CAUTION: there have been drug safety alerts that oral ketoconazole can cause severe liver injury, adrenal gland problems, can lead to harmful drug interactions (www.fda.gov), and that the benefits do not outweigh the risks in treating fungal infections (www.ema.europa.eu/ema). It has been suspended in some countries and restrictions placed on its use in others.
Prophylaxis with fluconazole is more effective than oral nystatin or amphotericin B at preventing candidiasis in immunocompromised infants and children, while treatment with fluconazole and miconazole increases cure rates compared with nystatin in both immunocompromised and immunocompetent infants and children.
Antifungal drugs may increase clinical improvement or cure in people with oropharyngeal candidiasis caused by wearing dentures.
We don't know whether denture hygiene or removing dentures at night reduces the risk of developing oropharyngeal candidiasis.
Daily or weekly prophylaxis with fluconazole or itraconazole reduces the incidence of candidiasis in people with HIV infection. Prophylaxis with nystatin may not be effective.

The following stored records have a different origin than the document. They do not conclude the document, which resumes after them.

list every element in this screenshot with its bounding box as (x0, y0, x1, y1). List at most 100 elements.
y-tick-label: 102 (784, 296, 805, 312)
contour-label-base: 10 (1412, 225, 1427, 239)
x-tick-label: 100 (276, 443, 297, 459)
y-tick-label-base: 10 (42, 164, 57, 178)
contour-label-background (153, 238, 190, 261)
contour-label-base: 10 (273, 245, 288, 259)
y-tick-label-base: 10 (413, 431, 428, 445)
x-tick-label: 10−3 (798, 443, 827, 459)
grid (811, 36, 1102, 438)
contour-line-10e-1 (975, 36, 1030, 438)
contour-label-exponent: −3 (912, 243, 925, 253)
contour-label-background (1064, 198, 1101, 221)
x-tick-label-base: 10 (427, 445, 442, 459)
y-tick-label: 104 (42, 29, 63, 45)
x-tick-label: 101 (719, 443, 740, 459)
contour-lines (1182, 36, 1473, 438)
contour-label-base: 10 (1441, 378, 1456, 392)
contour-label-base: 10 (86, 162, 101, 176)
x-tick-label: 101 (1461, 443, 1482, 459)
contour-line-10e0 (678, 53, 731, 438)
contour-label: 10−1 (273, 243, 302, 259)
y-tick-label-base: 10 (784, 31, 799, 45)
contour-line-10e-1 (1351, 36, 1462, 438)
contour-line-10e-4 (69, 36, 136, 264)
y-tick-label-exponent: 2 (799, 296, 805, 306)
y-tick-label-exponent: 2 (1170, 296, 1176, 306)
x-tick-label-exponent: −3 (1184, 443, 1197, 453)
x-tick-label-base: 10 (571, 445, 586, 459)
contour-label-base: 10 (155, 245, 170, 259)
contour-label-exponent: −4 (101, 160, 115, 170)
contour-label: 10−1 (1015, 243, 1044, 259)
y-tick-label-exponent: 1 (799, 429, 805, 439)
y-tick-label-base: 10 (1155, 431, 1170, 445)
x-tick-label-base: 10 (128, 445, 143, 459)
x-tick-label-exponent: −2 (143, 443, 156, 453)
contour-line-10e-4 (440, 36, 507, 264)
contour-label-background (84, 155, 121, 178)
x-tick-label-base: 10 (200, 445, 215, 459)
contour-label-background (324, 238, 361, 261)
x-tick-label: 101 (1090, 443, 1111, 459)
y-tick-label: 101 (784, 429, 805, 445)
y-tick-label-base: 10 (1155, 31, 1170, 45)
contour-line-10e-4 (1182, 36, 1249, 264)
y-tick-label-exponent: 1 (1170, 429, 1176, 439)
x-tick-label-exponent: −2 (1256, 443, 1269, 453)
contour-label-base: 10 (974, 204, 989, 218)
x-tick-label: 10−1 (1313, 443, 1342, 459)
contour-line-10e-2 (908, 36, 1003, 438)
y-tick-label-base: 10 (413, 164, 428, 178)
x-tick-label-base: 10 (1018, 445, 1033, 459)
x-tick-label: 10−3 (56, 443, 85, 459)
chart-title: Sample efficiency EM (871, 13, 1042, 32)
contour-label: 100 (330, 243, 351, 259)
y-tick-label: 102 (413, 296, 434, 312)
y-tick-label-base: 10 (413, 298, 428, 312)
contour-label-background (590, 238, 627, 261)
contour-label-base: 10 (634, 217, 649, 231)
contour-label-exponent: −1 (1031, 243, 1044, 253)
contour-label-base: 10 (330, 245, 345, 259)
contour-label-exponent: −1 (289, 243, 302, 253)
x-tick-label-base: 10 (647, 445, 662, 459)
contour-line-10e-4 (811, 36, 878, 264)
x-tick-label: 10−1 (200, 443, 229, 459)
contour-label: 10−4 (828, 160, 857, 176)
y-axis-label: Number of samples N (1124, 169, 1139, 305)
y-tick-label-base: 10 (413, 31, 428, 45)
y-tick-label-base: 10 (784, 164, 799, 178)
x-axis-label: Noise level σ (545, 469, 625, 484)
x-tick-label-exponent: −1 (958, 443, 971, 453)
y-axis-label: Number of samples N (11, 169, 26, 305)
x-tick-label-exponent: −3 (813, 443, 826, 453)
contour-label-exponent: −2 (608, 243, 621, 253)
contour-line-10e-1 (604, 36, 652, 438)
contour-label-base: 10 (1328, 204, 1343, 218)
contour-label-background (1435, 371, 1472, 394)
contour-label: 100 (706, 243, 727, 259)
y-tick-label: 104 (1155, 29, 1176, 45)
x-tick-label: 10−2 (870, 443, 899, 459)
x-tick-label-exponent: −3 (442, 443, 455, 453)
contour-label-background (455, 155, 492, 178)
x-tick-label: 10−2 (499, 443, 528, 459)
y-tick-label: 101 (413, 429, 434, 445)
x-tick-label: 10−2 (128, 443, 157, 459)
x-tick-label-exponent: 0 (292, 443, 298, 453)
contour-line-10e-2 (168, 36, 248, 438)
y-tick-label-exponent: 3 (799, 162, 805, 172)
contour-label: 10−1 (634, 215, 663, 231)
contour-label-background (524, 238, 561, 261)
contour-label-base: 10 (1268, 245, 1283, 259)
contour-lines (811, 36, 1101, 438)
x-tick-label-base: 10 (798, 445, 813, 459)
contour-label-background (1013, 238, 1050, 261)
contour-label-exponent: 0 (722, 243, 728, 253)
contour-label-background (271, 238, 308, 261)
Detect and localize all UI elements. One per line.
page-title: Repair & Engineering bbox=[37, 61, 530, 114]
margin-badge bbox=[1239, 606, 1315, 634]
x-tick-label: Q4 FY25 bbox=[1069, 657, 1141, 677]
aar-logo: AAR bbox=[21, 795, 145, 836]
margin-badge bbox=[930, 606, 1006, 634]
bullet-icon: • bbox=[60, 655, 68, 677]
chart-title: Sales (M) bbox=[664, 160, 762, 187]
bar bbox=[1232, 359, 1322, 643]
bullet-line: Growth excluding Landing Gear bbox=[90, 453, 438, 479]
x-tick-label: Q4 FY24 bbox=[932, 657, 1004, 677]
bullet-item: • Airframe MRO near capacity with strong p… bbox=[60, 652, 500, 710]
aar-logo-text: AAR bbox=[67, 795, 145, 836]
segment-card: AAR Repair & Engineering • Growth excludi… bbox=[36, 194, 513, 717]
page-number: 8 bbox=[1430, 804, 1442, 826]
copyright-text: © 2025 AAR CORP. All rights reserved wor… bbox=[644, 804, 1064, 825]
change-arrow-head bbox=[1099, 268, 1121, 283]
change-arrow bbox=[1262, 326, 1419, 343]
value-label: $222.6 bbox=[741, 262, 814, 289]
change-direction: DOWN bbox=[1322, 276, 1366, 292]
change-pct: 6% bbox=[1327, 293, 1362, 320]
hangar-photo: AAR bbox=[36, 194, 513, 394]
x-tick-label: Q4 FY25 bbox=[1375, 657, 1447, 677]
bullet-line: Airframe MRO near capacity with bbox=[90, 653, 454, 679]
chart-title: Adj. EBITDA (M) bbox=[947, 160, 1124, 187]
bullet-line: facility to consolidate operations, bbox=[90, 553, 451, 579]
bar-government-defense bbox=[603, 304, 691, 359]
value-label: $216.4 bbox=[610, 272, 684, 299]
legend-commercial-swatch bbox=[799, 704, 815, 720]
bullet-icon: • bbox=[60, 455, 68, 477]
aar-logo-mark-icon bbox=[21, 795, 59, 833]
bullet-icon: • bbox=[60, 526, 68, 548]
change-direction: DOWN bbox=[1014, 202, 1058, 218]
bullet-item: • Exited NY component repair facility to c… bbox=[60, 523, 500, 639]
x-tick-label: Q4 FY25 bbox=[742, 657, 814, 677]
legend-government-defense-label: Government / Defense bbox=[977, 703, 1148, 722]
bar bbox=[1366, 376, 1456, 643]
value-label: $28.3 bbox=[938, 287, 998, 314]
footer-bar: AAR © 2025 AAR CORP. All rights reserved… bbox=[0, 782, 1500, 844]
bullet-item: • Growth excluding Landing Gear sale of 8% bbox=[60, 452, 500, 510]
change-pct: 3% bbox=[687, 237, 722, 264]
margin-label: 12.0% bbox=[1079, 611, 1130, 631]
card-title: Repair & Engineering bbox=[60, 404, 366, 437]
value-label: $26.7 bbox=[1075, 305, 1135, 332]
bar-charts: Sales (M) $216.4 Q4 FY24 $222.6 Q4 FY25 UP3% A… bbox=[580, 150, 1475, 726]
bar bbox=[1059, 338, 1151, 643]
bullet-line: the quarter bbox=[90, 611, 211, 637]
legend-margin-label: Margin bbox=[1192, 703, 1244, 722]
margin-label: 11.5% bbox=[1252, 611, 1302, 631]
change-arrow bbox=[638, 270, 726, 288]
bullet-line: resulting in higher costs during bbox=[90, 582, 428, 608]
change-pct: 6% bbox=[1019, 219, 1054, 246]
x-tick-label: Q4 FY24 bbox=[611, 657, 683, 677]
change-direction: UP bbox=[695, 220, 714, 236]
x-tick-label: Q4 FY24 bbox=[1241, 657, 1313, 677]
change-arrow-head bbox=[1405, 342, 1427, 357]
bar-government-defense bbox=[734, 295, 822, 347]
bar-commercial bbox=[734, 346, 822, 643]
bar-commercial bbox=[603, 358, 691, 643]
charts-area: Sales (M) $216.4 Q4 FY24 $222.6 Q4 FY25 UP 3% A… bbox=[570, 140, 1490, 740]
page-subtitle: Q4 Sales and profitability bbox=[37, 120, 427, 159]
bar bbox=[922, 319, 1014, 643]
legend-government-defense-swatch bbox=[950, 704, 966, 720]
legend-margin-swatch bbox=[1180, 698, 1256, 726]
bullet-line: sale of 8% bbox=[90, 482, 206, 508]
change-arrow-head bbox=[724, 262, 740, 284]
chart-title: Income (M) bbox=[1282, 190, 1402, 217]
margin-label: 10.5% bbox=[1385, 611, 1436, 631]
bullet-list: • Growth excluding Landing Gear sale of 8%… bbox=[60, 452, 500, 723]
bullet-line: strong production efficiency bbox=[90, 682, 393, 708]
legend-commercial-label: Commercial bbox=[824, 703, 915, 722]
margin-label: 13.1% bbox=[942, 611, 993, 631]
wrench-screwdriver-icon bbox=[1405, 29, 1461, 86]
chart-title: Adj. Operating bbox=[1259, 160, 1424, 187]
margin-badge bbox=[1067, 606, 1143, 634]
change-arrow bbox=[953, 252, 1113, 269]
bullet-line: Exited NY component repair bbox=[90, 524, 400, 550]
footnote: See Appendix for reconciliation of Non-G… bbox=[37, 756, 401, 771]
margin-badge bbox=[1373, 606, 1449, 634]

Topical treatments with clotrimazole lozenges and miconazole buccal slow-release tablets may be as effective as oral tablets/suspensions of oral antifungals (fluconazole/itraconazole/ketoconazole) at reducing symptoms of candidiasis in people with HIV infection.A single dose of fluconazole (750 mg) may be as effective as a 14-day course of fluconazole in reducing symptoms of candidiasis in people with HIV infection.
Resistance to antifungal drugs, particularly azole drugs, is an increasing problem. Continuous prophylaxis with antifungal agents may not increase the risk of developing antifungal resistance compared with intermittent prophylaxis, but it may be no more effective at reducing the number of attacks in people with HIV infection, the majority of whom were receiving highly active antiretroviral treatment (HAART).